In this article we discuss:
- How to report the use of a random forest model
- How to report the results of a random forest model
1. How to report the use of a random forest model
The following information should be mentioned in the METHODS section of your research paper:
- The reason why you chose to use random forest.
- The dependent variable (i.e. the outcome Y that you are trying to predict).
- The independent variables (i.e. the predictors X1, X2, X3, etc.).
- How you set the number of predictors randomly sampled at each split a.k.a. mtry. (the default in R is the square root of the total number of predictors for classification problems, and the number of predictors divided by 3 for regression problems).
- How you set the number of trees built a.k.a. ntrees (the default in R is 500 trees).
- Tree model stopping criteria (the minimum number of observations in each terminal node).

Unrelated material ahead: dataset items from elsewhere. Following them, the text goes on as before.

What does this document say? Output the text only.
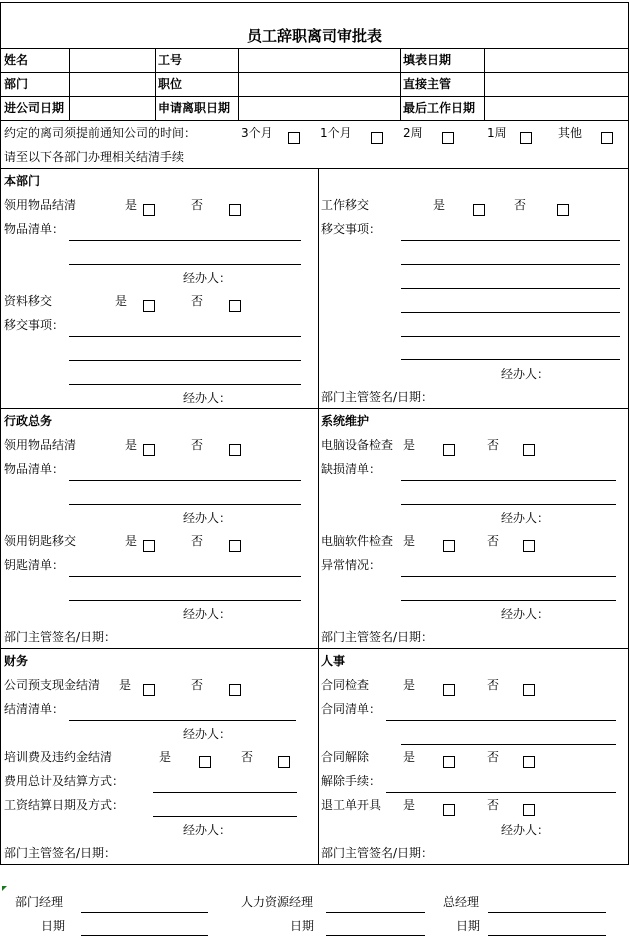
员工辞职离司审批表
姓名	工号	填表日期
部门	职位	直接主管
进公司日期	申请离职日期	最后工作日期
约定的离司须提前通知公司的时间：	3个月	1个月	2周	1周	其他
请至以下各部门办理相关结清手续
本部门
领用物品结清	是	否
物品清单：
经办人：
资料移交	是	否
移交事项：
经办人：
工作移交	是	否
移交事项：
经办人：
部门主管签名/日期：
行政总务
领用物品结清	是	否
物品清单：
经办人：
领用钥匙移交	是	否
钥匙清单：
经办人：
部门主管签名/日期：
系统维护
电脑设备检查 是	否
缺损清单：
经办人：
电脑软件检查 是	否
异常情况：
经办人：
部门主管签名/日期：
财务
公司预支现金结清 是	否
结清清单：
经办人：
培训费及违约金结清	是	否
费用总计及结算方式：
工资结算日期及方式：
经办人：
部门主管签名/日期：
人事
合同检查	是	否
合同清单：
合同解除	是	否
解除手续：
退工单开具 是	否
经办人：
部门主管签名/日期：
部门经理
日期
人力资源经理
日期
总经理
日期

- How the model performance will be evaluated (i.e. using cross-validation, a separate test set, or estimated using the Out-of-Bag error).
- [Optional] A brief description of how the random forest algorithm works (especially useful if you are addressing a non-technical audience, or people not familiar with machine learning).
- Reporting the specific values of mtry and ntree is not as important as describing how you proceeded to get to these values.
- Fine tuning these parameters have little effect on the random forest model accuracy in practice. In most cases, the default values will work just fine. [Source: Kuhn and Johnson – Applied Predictive Modeling]
We compared the accuracy of random forest to other non-linear models in predicting Y using X1 to X90 chosen based on previous studies. We tried different models with 500, 1000, 2000, and 3000 trees, the number of variables tried at each split (mtry) was evaluated at 5 evenly-spaced values ranging from 2 to 90 as suggested by Kuhn & Johnson, and the node-size was set to default. The cross-validation performance was used to tune the model, and a separate test set was used to evaluate its accuracy.
A brief description of how the random forest algorithm works:
Random forest is a non-linear model that consists of aggregating the results of an ensemble of decision trees, each created using a subsample of the data. A decision tree works in a 2-step process:
1. It divides the predictor space into separate rectangular regions (these regions are split in a way so that they minimize the RSS for regression trees, and the GINI index or entropy for classification trees).
2. It calculates the mean (or mode) of the outcome values for the portion of the sample in each region which is then used to predict new data.
2. How to report the results of a random forest model
The following information should be mentioned in the RESULTS section of your research paper:
- Report performance metrics (accuracy, area under the curve, sensitivity/specificity, or precision/recall) and compare them to a base/null model to provide readers with a reference point against which they can judge your results.
- Report variable importance (i.e. a comparison between predictors in how much each of them contributed to a reduction in the Residual Sum of Squares or the GINI index), and try to provide an explanation for the most important ones.
The test classification accuracy of the random forest model was 62.5%, an improvement over the 45% which was the test accuracy of the null model (a simple model that predicts the most frequent class for all observations). The model’s sensitivity was estimated to be 77.8% and the specificity to be 50%. The 3 most important predictors of Y were X23, x55, and X60.